The pace of innovation has changed nearly everything in retail. Across a growing number of channels and services, customers expect to be engaged and informed, even entertained, throughout their shopping experience. In fact, they’re actually willing to pay up to a 16% premium for great experiences. Sure, this requires making retail as frictionless as possible, improving internal efficiencies, stocking the right products and delivering them quickly — but that’s not the whole picture.
The digital phenomenon means more shoppers are giving up the opportunity to see a product in person before they buy it. So, that fundamental benefit of in-store shopping is one that retailers and brands must focus on replicating in order to provide a seamless online experience. And it means we’re living through an explosion in demand for great visual media. I expect that in 2030, we’ll look back on this coming decade as the one in which visual media became a conduit for retail success. Let’s explore a few ways visual media is changing the game:
Personalization will pass the eye test
We hear all the time about the emerging role of AI technologies to deliver personalized, context-aware messages and offers to customers through multiple channels. These conversations tend to focus on the products being pushed, the size of the discount, or the location and timing of the message.
While these themes all focus on personalized information, they do so at the expense of personalized appearance. The thing is, this runs antithetical to everything we know about human behavior. Our memories and instincts are built to respond to and retain visual information: our eyes are attracted to color, to people and to distinct designs. As retailers and brands fight to capture a particular customer’s attention, they’ll realize it is just as critical to personalize the underlying image as the text or offer on top of it.
Visual media will look perfect on every device
People are consuming media across more channels and applications than ever before. For that reason, we’ll soon see a mindset change among innovative brands and marketers as they realize that to execute comprehensive one-to-one e-commerce, they need to enable the automatic manipulation of images and videos for delivery across these channels to individual consumers.
To do this, they’ll need to automatically serve the optimal media visual for a given need, based on a variety of contextual data. This will allow them to leverage the version of the specific image that is best positioned to drive conversions through increased relevance.
By this, I mean companies will not only know exactly which image or video to use in a given context, but they will also automatically deliver it at the right size and pixel ratio for a user’s screen and the right orientation for that screen. And as brands further invest in video content, they’ll use intelligent cropping to focus on the subject regardless of text overlay or screen restrictions. Instead of a one-size-fits-all approach for serving media to ‘mobile devices,’ the video will perfectly fit each individual device, looking its best without compromising speed of older devices or devices on slow networks.
Hyper-localization will go mainstream
The rise in mobile also means that hyper-local merchandising and marketing strategies will become more efficient and reliable. AI is already helping companies determine which products and offers a local market will respond to, but it also has the power to massively reduce the internal bandwidth needed to communicate those offers.
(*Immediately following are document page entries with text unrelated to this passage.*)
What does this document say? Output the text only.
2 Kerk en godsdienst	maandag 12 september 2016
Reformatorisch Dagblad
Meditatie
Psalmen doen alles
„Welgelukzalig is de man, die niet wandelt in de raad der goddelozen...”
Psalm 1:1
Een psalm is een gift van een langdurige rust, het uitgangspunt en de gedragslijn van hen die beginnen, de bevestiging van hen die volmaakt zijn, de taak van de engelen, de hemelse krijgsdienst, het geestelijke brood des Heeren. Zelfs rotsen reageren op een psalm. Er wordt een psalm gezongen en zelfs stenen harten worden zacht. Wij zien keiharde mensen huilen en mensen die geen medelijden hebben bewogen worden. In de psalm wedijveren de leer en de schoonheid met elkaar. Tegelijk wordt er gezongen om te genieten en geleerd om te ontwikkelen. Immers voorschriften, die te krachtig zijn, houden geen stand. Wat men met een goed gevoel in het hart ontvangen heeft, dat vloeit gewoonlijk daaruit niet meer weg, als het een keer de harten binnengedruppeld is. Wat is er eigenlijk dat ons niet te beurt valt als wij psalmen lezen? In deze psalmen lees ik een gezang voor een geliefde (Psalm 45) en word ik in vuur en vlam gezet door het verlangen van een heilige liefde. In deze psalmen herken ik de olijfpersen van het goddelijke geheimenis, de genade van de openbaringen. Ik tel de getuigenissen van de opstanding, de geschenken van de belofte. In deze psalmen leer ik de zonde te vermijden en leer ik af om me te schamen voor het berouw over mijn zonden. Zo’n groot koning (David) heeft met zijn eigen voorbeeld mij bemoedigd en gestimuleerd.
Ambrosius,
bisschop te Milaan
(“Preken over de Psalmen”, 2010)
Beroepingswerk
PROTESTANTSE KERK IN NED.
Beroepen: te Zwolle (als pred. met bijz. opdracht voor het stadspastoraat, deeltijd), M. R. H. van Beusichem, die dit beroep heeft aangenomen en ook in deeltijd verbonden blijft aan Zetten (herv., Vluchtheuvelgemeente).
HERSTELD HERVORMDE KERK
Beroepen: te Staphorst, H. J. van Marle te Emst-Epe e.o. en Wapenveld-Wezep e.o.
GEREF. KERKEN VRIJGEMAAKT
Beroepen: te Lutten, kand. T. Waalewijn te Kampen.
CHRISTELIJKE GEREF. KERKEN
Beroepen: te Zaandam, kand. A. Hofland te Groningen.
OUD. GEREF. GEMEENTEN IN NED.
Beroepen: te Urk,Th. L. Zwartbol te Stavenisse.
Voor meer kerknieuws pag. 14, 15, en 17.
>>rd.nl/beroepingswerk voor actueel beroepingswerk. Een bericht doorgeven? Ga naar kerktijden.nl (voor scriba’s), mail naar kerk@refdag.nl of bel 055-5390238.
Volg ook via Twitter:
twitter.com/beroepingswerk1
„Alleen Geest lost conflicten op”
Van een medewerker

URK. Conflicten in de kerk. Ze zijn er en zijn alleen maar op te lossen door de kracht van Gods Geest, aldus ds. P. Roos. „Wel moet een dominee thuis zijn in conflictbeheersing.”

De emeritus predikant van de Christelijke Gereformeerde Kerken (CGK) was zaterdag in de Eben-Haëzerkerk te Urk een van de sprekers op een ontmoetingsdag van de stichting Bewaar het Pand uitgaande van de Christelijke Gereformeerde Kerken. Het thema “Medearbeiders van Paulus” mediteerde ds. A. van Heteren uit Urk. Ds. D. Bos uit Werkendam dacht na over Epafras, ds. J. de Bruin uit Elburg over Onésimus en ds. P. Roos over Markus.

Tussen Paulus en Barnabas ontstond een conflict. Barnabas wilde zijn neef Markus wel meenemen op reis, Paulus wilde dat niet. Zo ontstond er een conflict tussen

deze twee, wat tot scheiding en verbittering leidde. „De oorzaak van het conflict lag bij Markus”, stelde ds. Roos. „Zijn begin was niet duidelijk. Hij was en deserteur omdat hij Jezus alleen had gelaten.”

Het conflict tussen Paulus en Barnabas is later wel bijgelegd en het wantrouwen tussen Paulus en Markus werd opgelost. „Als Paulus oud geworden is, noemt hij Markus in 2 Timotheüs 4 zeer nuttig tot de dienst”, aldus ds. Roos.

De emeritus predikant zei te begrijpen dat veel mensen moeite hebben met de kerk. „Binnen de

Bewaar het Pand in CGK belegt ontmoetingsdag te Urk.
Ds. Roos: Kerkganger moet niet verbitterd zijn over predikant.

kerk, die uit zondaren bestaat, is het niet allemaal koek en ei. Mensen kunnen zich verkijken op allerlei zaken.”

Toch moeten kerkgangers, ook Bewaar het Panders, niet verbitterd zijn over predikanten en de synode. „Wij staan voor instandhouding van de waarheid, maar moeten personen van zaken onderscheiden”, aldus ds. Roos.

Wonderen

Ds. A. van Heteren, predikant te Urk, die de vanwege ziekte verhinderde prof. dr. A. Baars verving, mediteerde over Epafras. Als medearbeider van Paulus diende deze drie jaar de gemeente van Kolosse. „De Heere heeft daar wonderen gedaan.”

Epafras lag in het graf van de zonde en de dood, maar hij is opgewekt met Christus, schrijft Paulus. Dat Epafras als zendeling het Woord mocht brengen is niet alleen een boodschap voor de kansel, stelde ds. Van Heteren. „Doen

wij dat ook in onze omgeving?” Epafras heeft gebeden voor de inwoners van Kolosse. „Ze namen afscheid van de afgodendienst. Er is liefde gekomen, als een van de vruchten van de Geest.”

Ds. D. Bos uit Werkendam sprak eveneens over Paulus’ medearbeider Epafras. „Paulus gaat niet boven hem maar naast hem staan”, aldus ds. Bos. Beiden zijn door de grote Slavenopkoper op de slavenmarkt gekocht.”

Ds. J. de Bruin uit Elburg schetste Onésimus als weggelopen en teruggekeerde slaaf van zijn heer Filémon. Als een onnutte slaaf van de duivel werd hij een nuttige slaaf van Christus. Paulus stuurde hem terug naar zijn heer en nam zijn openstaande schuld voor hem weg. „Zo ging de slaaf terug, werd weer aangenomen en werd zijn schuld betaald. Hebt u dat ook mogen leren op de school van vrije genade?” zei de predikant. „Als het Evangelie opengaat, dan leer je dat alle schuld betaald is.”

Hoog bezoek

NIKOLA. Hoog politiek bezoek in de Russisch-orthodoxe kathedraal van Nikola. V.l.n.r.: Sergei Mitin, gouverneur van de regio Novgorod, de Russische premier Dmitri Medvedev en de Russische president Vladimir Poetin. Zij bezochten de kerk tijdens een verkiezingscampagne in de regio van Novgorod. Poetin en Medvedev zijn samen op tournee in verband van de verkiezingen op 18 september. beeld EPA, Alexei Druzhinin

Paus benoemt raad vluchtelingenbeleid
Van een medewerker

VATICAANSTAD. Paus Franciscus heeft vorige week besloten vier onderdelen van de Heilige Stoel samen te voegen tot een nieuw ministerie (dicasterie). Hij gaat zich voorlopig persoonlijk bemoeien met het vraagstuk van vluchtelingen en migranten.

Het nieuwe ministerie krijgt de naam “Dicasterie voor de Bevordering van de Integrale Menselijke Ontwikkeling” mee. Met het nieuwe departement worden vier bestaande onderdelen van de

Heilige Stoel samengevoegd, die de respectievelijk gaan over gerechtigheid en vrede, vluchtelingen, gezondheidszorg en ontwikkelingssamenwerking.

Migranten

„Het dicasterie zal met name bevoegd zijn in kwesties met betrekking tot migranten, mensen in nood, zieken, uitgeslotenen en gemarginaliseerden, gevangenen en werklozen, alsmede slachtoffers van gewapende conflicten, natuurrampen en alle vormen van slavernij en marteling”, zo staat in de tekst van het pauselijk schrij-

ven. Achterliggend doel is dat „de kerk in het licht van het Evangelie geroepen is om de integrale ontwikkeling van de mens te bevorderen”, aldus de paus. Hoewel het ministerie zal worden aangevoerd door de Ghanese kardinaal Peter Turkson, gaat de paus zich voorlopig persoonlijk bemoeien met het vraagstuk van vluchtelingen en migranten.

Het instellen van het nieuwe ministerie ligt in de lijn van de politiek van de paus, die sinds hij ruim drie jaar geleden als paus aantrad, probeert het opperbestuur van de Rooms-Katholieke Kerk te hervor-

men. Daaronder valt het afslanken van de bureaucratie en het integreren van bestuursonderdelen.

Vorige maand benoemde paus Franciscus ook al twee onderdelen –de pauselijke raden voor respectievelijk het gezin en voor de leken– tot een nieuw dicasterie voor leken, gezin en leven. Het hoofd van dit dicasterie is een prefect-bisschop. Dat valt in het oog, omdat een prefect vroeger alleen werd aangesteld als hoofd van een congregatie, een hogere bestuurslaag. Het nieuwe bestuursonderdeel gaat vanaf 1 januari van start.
That’s because text overlay of images across different geographic areas is one of the more complex and time-consuming concepts when it comes to optimizing the delivery of hyperlocal media. Traditionally, this process has been entirely manual. For example, an e-commerce retailer might update their homepage weekly with new product launches or promotions. To do this across geographies, they must manage images across multiple sites with different languages and currencies — all while ensuring the underlying image still appears as desired.
What we’ll see moving forward is that brands will automate this process, with translations and currency changes altering the primary asset in real time. Instead of having to go through each image one by one to change the message, managers will only need to run a copy and promotion compliance check before going live. The time savings and reduction in costly errors will have a huge impact on a brand’s ability to go hyper local in their e-commerce strategy.
Channel relationships will become seamless
Of course, brands aren’t only responsible for managing visual assets on their own platforms. They also need to ensure that their channel partners have access to optimized assets based on their unique requirements. As shoppers research products online and shop in store, whether on their phone or interactive kiosk, both the retailer and brand need to ensure that their assortments are displayed precisely as intended. Since brands serve dozens of original images and videos assets to each channel partner, this is a huge challenge.
We’ll see this addressed primarily through the deployment of advanced product information management (PIM) platforms that automate the product workflow and integrate with AI-enabled digital asset management (DAM) platforms. Together, these systems will ensure visual product information is always optimized and isn’t discarded by the retailer for being misconfigured for its requirements.
Beyond mere compliance, this will also drastically increase efficiency and flexibility. By ensuring assets meet the standards of every channel partner automatically — and in reverse, that retailers are using approved brand assets — it’s far easier and safer to manipulate images for a new purpose. For example, a retailer could remove a certain background and drop in a seasonal underlay for a promotional campaign. This will help them cater more directly to their customers without invalidating the brand standard.
The visual economy will deliver for smart brands
Ultimately, what we’ll see in 2020 and beyond is that smart retailers will use technology to deliver highly engaging, personalized and timely media to shoppers in the context that best drives conversions. The sheer scale of managing and delivering visual media, and video in particular, is one of the biggest obstacles to the full realization of the visual economy today. But by focusing on the automation of the asset workflow across channels and partners, brands will fully realize the potential of this great opportunity.